Indeed, Stapleton was this week appointed as Sport Ireland’s new Women in Sport Lead.

The current IRFU women’s development manager will leave her role with Irish rugby’s governing body to assume her new position in the next number of weeks. Feely says the pair have been huge influences.

“I actually went to school with Larissa,” she said. “We started playing rugby together. We’ve always looked up to Nora of course. I think that mixed background, where we’ve all played others sports, is what lends itself to rugby so well.

“Sport drives on a lot of young people. I’m definitely one of them. It’s given me a lot of opportunities.”

Ireland are now down to 10th in the World Rugby rankings after Adam Griggs’ side endured a miserable campaign, finishing fifth in the 2019 tournament with just one win and four defeats from their five outings. But Feely feels the young talent coming through can step up to the mark.

“It’s been a funny one this year. It’s a bit of a transitional period. We’ve capped eight new players again this season. We’ve some fantastic talent and we’re seeing some of that underage talent emerge.

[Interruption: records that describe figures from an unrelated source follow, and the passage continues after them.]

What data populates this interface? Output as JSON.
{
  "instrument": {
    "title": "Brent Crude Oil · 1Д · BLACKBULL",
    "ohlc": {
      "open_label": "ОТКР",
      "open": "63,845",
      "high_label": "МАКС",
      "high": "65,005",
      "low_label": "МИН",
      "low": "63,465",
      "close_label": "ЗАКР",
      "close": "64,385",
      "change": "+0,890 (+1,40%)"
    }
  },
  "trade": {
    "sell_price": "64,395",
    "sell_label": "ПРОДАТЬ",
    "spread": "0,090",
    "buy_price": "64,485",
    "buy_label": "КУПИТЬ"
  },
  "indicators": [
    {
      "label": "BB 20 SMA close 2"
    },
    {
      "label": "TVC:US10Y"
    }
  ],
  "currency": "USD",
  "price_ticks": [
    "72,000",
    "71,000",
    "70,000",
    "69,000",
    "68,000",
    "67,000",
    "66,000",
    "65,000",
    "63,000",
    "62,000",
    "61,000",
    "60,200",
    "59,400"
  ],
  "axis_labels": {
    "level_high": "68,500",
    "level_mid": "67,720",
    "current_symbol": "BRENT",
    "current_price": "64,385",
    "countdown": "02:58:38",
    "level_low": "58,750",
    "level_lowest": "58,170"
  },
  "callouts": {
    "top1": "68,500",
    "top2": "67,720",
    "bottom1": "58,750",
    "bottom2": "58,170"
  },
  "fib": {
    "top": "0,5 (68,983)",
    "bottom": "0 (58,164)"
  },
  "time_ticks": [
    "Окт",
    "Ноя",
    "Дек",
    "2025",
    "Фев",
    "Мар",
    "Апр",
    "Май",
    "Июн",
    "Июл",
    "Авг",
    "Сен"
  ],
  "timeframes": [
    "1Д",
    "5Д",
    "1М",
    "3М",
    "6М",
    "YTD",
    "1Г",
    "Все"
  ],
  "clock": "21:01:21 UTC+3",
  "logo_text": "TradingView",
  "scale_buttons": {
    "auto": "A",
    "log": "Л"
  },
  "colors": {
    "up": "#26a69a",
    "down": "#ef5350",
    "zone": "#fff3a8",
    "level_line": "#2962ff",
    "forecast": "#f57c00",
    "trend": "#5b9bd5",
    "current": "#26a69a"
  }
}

“It just takes time. We’ve had a stronghold of experienced players that have moved on to other things. But I do think we’ve got the potential to move up. The mood and the atmosphere in camp remained upbeat and positive.

“We realise that it will take time and that the learning from this season will stand us well. It’s a short time in camp and it’s a big ask to hit that standard straight away. We don’t play week in, week out with each other.

“But we’ve taken a lot of learning from the year, definitely.”